– Помилуйте, – испугался Сергей Леонидович, – уж не хозяйствовать ли вы собираетесь?
– Нет, сударь, что вы, – улыбнулся старичок, – в мои-то годы. Нахозяйствовался уже я. А вот взбрела мысль приобрести покойный уголок, исключительно для летнего провождения, на старость, так сказать, лет. За границу я не езжу, да и не бывал там никогда. Языкам не обучен, это дети-то вон всё норовят за границу. А нам с женой – лишь бы потише, да чтоб речка, так, знаете, пожить на своей воле.

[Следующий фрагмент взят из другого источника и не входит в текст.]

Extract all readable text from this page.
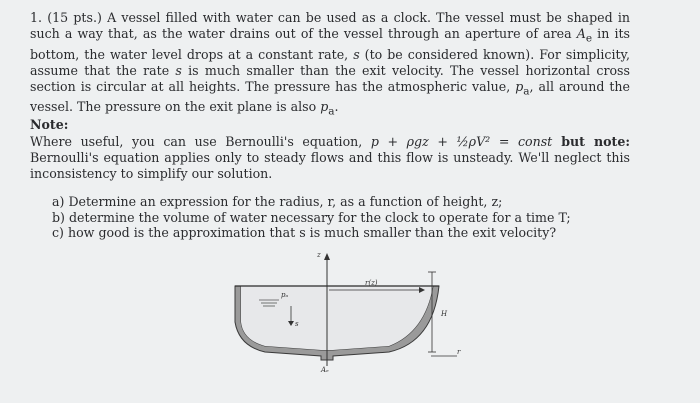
1. (15 pts.) A vessel filled with water can be used as a clock. The vessel must be shaped in such a way that, as the water drains out of the vessel through an aperture of area $A_e$ in its bottom, the water level drops at a constant rate, s (to be considered known). For simplicity, assume that the rate s is much smaller than the exit velocity. The vessel horizontal cross section is circular at all heights. The pressure has the atmospheric value, $p_a$, all around the vessel. The pressure on the exit plane is also $p_a$.
Note:
Where useful, you can use Bernoulli's equation, p + ρgz + ½ρV² = const but note: Bernoulli's equation applies only to steady flows and this flow is unsteady. We'll neglect this inconsistency to simplify our solution.
a) Determine an expression for the radius, r, as a function of height, z;
b) determine the volume of water necessary for the clock to operate for a time T;
c) how good is the approximation that s is much smaller than the exit velocity?
z
pₐ
s
r(z)
H
r
Aₑ
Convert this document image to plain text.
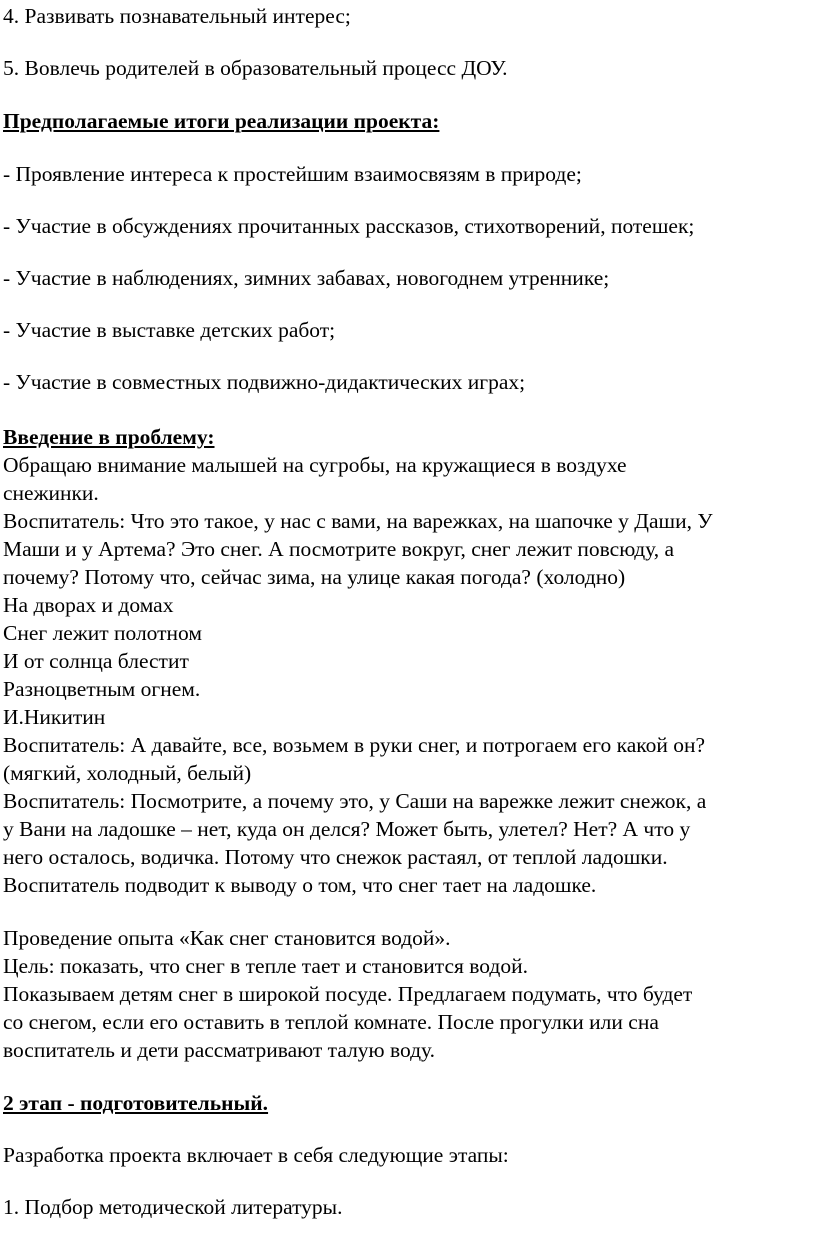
4. Развивать познавательный интерес;
5. Вовлечь родителей в образовательный процесс ДОУ.
Предполагаемые итоги реализации проекта:
- Проявление интереса к простейшим взаимосвязям в природе;
- Участие в обсуждениях прочитанных рассказов, стихотворений, потешек;
- Участие в наблюдениях, зимних забавах, новогоднем утреннике;
- Участие в выставке детских работ;
- Участие в совместных подвижно-дидактических играх;
Введение в проблему:
Обращаю внимание малышей на сугробы, на кружащиеся в воздухе
снежинки.
Воспитатель: Что это такое, у нас с вами, на варежках, на шапочке у Даши, У
Маши и у Артема? Это снег. А посмотрите вокруг, снег лежит повсюду, а
почему? Потому что, сейчас зима, на улице какая погода? (холодно)
На дворах и домах
Снег лежит полотном
И от солнца блестит
Разноцветным огнем.
И.Никитин
Воспитатель: А давайте, все, возьмем в руки снег, и потрогаем его какой он?
(мягкий, холодный, белый)
Воспитатель: Посмотрите, а почему это, у Саши на варежке лежит снежок, а
у Вани на ладошке – нет, куда он делся? Может быть, улетел? Нет? А что у
него осталось, водичка. Потому что снежок растаял, от теплой ладошки.
Воспитатель подводит к выводу о том, что снег тает на ладошке.
Проведение опыта «Как снег становится водой».
Цель: показать, что снег в тепле тает и становится водой.
Показываем детям снег в широкой посуде. Предлагаем подумать, что будет
со снегом, если его оставить в теплой комнате. После прогулки или сна
воспитатель и дети рассматривают талую воду.
2 этап - подготовительный.
Разработка проекта включает в себя следующие этапы:
1. Подбор методической литературы.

Старичок поставил на полку корзину и начал извлекать оттуда удивительные вещи: тяжёлые золочёные ножи и вилки, белоснежную телятину, белую глиняную банку паюсной икры и бутылку бордо. Выпив по две чарки, потихоньку разговорились. Попутчик Сергея Леонидовича оказался московским фабрикантом средней руки. Обо всех предметах, касающихся до практических дел, выражался он вполне свободно и откровенно, но лишь разговор сворачивал на политику, старичок делался вежливо осторожен. Впрочем, по мере того, как разматывалась беседа, откровенность, видимо, свойственная ему от природы характера, и здесь брала верх, и скоро выяснилось, что он далеко не так прост, как сначала хотел показаться.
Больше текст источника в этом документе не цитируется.